Klares Jein. Die Augenthaler Bilder werden genau die Reaktionen hervorrufen, die in unserer Gesellschaft denkbar sind. So vielfältig wie das Empfinden und die Meinungen zum Thema in einer so grossen Gesellschaft nuneinmal sind, würden die Reaktionen sein.




tibulski schrieb:


> Wäre vielleicht mal interessant dazu eine öffentliche Meinung einzuholen.



Die ist bekannt!
Ein Grossteil der Gesellschaft steht dem Angeln sehr positiv gegenüber. Und ganz besonders dem Zurücksetzen, so meine eigenen Erfahrungen,


----------



## Sharpo (31. August 2016)

*AW: Ein dickes Lob für Matze Koch und "Fisch und Fang"*

Viele Angler haben auch keine Ahnung oder quatschen einfach dummes Zeug nach..
Thema Dreck!

Auch werden dann mal 2- 3 Bilder mit Fisch als grosse Fotosession bezeichnet.

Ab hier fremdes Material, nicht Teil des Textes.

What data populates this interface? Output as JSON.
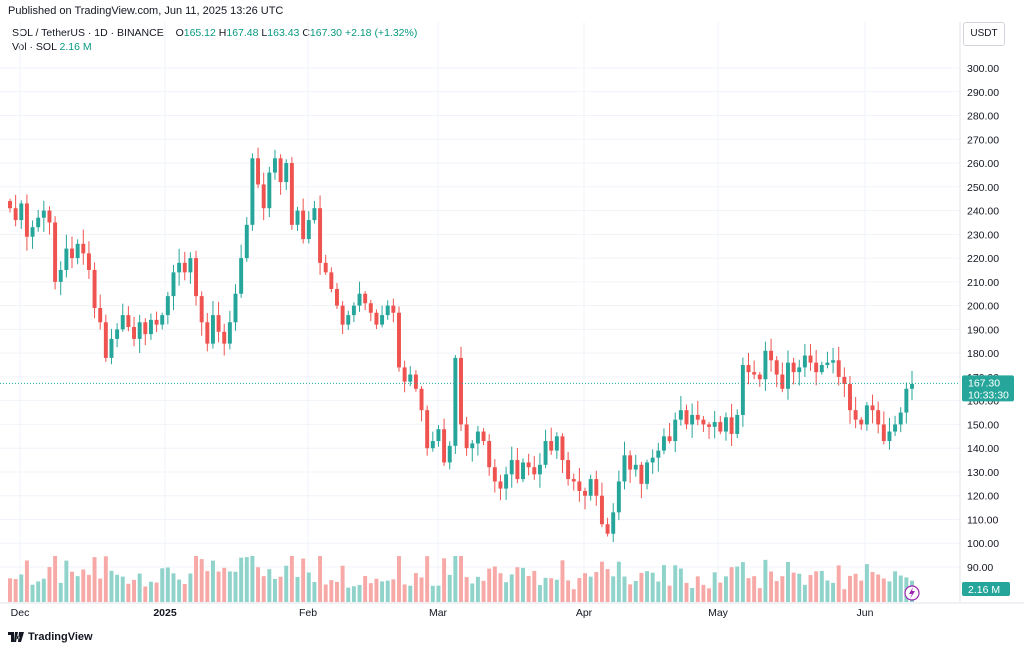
{
  "header": {
    "published": "Published on TradingView.com, Jun 11, 2025 13:26 UTC",
    "symbol": "SOL / TetherUS · 1D · BINANCE",
    "open_label": "O",
    "open": "165.12",
    "high_label": "H",
    "high": "167.48",
    "low_label": "L",
    "low": "163.43",
    "close_label": "C",
    "close": "167.30",
    "change": "+2.18 (+1.32%)",
    "vol_label": "Vol · SOL",
    "vol_value": "2.16 M",
    "currency": "USDT"
  },
  "footer": {
    "brand": "TradingView"
  },
  "colors": {
    "up": "#26a69a",
    "down": "#ef5350",
    "vol_up": "#8fd3cb",
    "vol_down": "#f7a9a7",
    "grid": "#f0f3fa",
    "axis_text": "#131722"
  },
  "chart_data": {
    "type": "candlestick",
    "symbol": "SOL / TetherUS",
    "timeframe": "1D",
    "exchange": "BINANCE",
    "y_ticks": [
      "90.00",
      "100.00",
      "110.00",
      "120.00",
      "130.00",
      "140.00",
      "150.00",
      "160.00",
      "170.00",
      "180.00",
      "190.00",
      "200.00",
      "210.00",
      "220.00",
      "230.00",
      "240.00",
      "250.00",
      "260.00",
      "270.00",
      "280.00",
      "290.00",
      "300.00"
    ],
    "y_range": [
      85,
      310
    ],
    "x_tick_labels": [
      "Dec",
      "2025",
      "Feb",
      "Mar",
      "Apr",
      "May",
      "Jun"
    ],
    "last_price": "167.30",
    "countdown": "10:33:30",
    "volume_badge": "2.16 M",
    "closes": [
      241,
      236,
      243,
      229,
      233,
      237,
      240,
      235,
      210,
      215,
      224,
      220,
      226,
      222,
      215,
      199,
      193,
      178,
      186,
      190,
      196,
      191,
      186,
      193,
      188,
      194,
      192,
      196,
      204,
      214,
      218,
      214,
      220,
      204,
      193,
      184,
      196,
      189,
      184,
      193,
      205,
      220,
      234,
      262,
      251,
      241,
      256,
      262,
      252,
      260,
      234,
      240,
      228,
      236,
      241,
      218,
      214,
      207,
      200,
      192,
      196,
      200,
      205,
      201,
      197,
      192,
      196,
      200,
      197,
      174,
      168,
      171,
      165,
      156,
      140,
      143,
      148,
      134,
      141,
      178,
      150,
      140,
      142,
      147,
      143,
      132,
      126,
      123,
      129,
      135,
      127,
      134,
      132,
      129,
      133,
      143,
      139,
      145,
      135,
      127,
      126,
      122,
      120,
      127,
      120,
      108,
      104,
      113,
      126,
      137,
      131,
      133,
      125,
      134,
      136,
      139,
      145,
      143,
      152,
      156,
      150,
      154,
      152,
      150,
      149,
      151,
      147,
      153,
      146,
      154,
      175,
      172,
      171,
      169,
      181,
      177,
      171,
      165,
      176,
      172,
      174,
      179,
      176,
      172,
      175,
      176,
      177,
      170,
      167,
      156,
      152,
      150,
      158,
      156,
      150,
      143,
      147,
      150,
      155,
      165,
      167
    ]
  }
}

Wobei eine DSLR in 1 Sec.. ca. 10 Bilder anfertigen kann.
Und wenn dann der Kollege beim Anlanden und zurücksetzen noch fotografiert wird...


----------



## Thomas9904 (31. August 2016)

*AW: Ein dickes Lob für Matze Koch und "Fisch und Fang"*



Thomas9904 schrieb:


> Das alles ist hier Offtopic!!!
> 
> Hier gehts nicht ums behandeln des Fisches, sondern um das Editorial von Matze Koch, in welchem er das anglerfeindliche Verhalten des GF Hanfland vom LFV-Bayern kommentiert, der in seinem Interview eben REIN GAR NICHTS ZUR  Behandlung des Fisches sagte!!




Weiteres Offtopic wird stumpf in den Offtopic-Thread verschoben.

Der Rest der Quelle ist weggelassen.